$Φ$-DVAE: Physics-Informed Dynamical Variational Autoencoders for Unstructured Data Assimilation
Alex Glyn-Davies, Connor Duffin, Ö. Deniz Akyildiz, Mark Girolami
TL;DR
Φ-DVAE addresses the challenge of incorporating unstructured data into physics-based models by marrying a data-driven VAE encoder with a physics-informed latent state-space model governed by discretized dynamics of $\mathbf{u}_n$ and unknown parameters $\mathbf{\Lambda}$. The approach uses a variational Bayesian framework to jointly infer latent encodings $\mathbf{x}_{1:N}$, latent states $\mathbf{u}_{1:N}$, and $\mathbf{\Lambda}$, leveraging a discretized stochastic PDE (statFEM) as the latent dynamics and a pseudo-observation model linking $\mathbf{u}_n$ to $\mathbf{x}_n$ via $\mathbf{x}_n = \mathbf{H}\mathbf{u}_n + \mathbf{r}_n$. Inference combines a VAE encoder $q_\phi(\mathbf{x}|\mathbf{y})$ with an extended Kalman-type filter (ExKF) for the latent states, and learning optimises encoder/decoder parameters $\phi,\theta$ and a variational posterior $q_\lambda(\mathbf{\Lambda})$ over the physics parameters, yielding data-efficient encodings and uncertainty quantification.
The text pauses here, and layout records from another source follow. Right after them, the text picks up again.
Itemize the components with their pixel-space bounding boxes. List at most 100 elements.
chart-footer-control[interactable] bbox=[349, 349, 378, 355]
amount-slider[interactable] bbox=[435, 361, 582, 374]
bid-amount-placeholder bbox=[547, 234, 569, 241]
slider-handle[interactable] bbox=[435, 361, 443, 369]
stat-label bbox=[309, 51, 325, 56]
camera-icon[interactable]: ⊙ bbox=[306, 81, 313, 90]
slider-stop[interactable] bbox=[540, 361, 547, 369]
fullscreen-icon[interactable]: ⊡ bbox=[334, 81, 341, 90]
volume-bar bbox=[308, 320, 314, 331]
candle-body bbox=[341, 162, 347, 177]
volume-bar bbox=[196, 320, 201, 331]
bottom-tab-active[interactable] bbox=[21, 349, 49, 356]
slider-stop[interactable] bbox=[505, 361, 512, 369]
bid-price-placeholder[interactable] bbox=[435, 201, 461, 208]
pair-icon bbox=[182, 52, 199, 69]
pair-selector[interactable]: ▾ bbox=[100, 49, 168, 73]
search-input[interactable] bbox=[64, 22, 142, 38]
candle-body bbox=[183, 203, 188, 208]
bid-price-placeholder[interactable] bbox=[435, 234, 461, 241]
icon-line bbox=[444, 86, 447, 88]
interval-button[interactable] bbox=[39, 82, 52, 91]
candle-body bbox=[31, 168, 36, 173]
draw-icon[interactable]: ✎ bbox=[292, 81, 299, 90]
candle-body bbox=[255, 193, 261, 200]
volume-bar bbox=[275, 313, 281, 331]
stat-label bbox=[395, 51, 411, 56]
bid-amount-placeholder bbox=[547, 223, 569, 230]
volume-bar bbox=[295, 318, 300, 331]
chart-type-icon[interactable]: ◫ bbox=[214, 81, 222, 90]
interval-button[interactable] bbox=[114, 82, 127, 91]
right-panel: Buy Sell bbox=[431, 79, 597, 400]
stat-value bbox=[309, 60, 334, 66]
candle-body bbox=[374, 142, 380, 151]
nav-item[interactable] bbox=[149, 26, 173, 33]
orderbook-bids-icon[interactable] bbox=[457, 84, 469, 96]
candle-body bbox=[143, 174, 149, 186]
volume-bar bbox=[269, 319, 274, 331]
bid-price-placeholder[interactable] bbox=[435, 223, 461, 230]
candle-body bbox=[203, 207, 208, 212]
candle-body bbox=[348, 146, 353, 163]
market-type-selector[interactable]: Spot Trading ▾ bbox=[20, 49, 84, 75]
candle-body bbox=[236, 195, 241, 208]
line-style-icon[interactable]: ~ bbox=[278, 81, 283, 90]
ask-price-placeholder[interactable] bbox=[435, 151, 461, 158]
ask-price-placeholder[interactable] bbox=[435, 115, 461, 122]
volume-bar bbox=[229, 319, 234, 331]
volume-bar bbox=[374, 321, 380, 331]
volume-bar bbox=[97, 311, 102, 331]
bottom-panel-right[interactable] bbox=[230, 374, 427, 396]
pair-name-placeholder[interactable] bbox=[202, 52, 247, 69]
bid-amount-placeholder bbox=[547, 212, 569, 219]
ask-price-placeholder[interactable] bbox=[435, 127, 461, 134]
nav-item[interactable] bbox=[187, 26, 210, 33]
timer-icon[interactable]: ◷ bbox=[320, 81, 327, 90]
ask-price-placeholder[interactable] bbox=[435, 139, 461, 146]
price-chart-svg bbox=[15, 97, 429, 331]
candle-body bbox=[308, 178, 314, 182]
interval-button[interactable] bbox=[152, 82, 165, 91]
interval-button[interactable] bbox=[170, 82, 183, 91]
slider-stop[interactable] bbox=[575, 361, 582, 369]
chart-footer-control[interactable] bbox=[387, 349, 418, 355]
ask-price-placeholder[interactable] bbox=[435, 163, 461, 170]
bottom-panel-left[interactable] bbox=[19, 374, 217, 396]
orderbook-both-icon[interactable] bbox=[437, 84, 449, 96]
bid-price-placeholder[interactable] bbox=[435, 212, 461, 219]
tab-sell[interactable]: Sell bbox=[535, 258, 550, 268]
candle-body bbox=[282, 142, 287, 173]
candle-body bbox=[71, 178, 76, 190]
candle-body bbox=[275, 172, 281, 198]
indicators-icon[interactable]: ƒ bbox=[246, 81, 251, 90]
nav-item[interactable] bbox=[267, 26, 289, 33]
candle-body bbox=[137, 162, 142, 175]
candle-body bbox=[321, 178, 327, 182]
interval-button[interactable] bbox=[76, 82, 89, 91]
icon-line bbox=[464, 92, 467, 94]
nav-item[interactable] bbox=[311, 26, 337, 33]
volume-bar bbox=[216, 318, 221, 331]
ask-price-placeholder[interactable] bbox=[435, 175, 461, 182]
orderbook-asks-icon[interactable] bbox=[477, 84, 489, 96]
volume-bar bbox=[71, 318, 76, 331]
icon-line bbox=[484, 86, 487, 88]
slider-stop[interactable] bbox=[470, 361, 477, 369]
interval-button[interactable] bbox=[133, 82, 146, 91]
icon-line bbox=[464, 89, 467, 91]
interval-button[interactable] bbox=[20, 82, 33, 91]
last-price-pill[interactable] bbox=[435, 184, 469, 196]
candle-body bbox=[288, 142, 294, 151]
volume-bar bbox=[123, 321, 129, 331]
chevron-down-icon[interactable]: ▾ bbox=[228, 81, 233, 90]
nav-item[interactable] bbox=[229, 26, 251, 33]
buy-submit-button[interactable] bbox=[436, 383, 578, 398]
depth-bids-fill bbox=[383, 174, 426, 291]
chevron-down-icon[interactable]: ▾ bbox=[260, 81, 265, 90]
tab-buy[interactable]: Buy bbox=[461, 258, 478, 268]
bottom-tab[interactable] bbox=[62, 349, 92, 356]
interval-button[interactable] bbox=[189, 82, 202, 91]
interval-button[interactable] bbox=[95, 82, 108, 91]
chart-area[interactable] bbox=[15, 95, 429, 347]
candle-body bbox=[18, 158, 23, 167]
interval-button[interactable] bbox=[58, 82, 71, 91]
Experiments on Advection, Lorenz-63, and KdV demonstrate accurate latent state estimation, parameter recovery with credible intervals, and robust future predictions, often outperforming a baseline KVAE due to the physics-informed latent dynamics. The framework thus offers a principled, Bayesian route for unstructured data assimilation in complex dynamical systems with unknown observation operators.
Abstract
Incorporating unstructured data into physical models is a challenging problem that is emerging in data assimilation. Traditional approaches focus on well-defined observation operators whose functional forms are typically assumed to be known. This prevents these methods from achieving a consistent model-data synthesis in configurations where the mapping from data-space to model-space is unknown. To address these shortcomings, in this paper we develop a physics-informed dynamical variational autoencoder ($Φ$-DVAE) to embed diverse data streams into time-evolving physical systems described by differential equations. Our approach combines a standard, possibly nonlinear, filter for the latent state-space model and a VAE, to assimilate the unstructured data into the latent dynamical system. Unstructured data, in our example systems, comes in the form of video data and velocity field measurements, however the methodology is suitably generic to allow for arbitrary unknown observation operators. A variational Bayesian framework is used for the joint estimation of the encoding, latent states, and unknown system parameters. To demonstrate the method, we provide case studies with the Lorenz-63 ordinary differential equation, and the advection and Korteweg-de Vries partial differential equations. Our results, with synthetic data, show that $Φ$-DVAE provides a data efficient dynamics encoding methodology which is competitive with standard approaches. Unknown parameters are recovered with uncertainty quantification, and unseen data are accurately predicted.